Ciencia Portugal , Castelo Branco, Jueves, 04 de junio de 2015 a las 11:19
INESPO II

A new propulsion system for airships

The Universidad de Beira Interior has led a European project with the participation of Italy, the United Kingdom, Germany, and Austria to develop a revolutionary cycloidal rotor that improves the manoeuvrability of appliances in the air

José Pichel Andrés/DICYT The Centre for Mechanical and Aerospace Science and Technology of the Universidad de Beira Interior, located in Covilhã, has led the Cycloidal Rotors Optimized for Propulsion (CROP) European project with the aim of developing an innovative system for aeronautical propulsion that can be applied to different types of airship such as aeroplanes, helicopters, dirigibles, and other new-generation appliances.

 

This initiative, which was financed by the European Union, has involved scientists from Italy, the United Kingdom, Germany, and Austria for two years under the coordination of Portugal. The scientific and technological progress of this project mean that in the future aeronautical propulsion can be more ecological and efficient and also paves the way for new airship design.

 

The system is based on a cycloidal rotor, a set of rectangular blades that rotate on a horizontal axis but also oscillate. “The combination of the rotation on the axis and the oscillation on the centre of each blade allows movement similar to that of a bird beating its wings”, DiCYT was told by José Páscoa, a researcher from the Centre for Mechanical and Aerospace Science and Technology and the director of the project.

 

This ingenious rotor allows the propulsive force to be exerted 360º in any direction around the rotation axis. In practice this means having greater control over the movements of any airship, reducing the space for taking off and landing to a minimum and gaining considerable manoeuvrability in all flight situations; it can even hold up the appliance in the case of engine failure.

 

“Current propulsion systems have been optimised to develop a propulsive force in one main direction in the case of aeroplanes or in diagonal directions in the case of helicopters, but some movements are not possible such as making a helicopter turn face downwards in a controlled manner or making an airship, for example a dron, land on a ship in rough seas”, the expert points out. In contrast, “our system allows the development of the propulsive force on the three axes of an airship in a dynamic manner and with quite a fast reaction”.

 

 

Exceptional manoeuvres

 

This innovation may be incorporated to existing airships but also makes us think of future appliances especially adapted to the new system, which would be able to take off vertically, stop at a certain altitude, or turn on themselves bottom-up, always at the same point.

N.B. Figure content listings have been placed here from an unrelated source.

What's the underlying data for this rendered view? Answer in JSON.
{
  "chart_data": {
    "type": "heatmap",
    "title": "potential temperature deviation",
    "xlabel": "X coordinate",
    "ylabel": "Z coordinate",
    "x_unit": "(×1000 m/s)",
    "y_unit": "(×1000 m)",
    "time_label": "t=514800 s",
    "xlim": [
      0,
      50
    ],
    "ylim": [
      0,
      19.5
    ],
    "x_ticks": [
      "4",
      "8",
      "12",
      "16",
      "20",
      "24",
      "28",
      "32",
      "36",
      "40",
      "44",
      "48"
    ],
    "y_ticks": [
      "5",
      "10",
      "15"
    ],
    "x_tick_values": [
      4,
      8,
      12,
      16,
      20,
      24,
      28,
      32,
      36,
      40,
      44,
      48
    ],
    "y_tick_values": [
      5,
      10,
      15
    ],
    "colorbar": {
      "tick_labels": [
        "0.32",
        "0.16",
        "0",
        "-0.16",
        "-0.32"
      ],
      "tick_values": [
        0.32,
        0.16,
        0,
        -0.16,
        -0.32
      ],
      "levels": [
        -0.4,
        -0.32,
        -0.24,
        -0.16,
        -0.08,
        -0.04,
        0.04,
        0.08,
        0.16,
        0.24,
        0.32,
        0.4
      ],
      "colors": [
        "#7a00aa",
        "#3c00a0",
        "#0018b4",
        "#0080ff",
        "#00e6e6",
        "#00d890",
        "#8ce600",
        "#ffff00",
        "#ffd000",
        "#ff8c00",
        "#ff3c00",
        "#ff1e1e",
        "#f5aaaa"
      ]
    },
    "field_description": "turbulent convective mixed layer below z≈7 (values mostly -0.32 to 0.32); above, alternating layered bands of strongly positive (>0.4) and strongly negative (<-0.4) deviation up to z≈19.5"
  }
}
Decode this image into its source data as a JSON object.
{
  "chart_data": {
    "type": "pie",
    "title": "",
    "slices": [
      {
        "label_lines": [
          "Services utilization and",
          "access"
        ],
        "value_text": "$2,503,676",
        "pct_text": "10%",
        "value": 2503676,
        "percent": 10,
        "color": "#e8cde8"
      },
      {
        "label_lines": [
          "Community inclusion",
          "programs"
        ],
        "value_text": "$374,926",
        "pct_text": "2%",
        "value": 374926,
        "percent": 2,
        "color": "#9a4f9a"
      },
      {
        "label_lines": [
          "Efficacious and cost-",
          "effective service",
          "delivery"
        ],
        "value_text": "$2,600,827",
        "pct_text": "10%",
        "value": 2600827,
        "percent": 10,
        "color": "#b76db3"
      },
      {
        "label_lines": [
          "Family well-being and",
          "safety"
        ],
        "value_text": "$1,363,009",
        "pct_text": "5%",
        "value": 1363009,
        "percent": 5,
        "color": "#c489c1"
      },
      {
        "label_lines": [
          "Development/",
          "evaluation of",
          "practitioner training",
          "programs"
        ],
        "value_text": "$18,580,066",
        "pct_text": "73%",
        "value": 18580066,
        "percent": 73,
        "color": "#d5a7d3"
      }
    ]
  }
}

A helicopter can only make a circular movement in the air while the new rotor would allow any complete rotation.

 

On the other hand, a noteworthy aspect of this project is that the new system is designed for airships using electrical propulsion, in such a way that its application would be beneficial to the environment as it would avoid releasing contaminating gases into the atmosphere.

 

As well as leading the project, the Universidad de Beira Interior has made important scientific and technical contributions in the field of analytical and computational modelling and in the design of the blades. The results obtained on the computer have taken shape in experimental tests with a prototype.

 

The CROP project has just been completed and will be presented in October at the Aerodays 2015 event to be held in London. Moreover, the partners are continuing to develop this area of research and consider that the new system could reach the market in about 2025.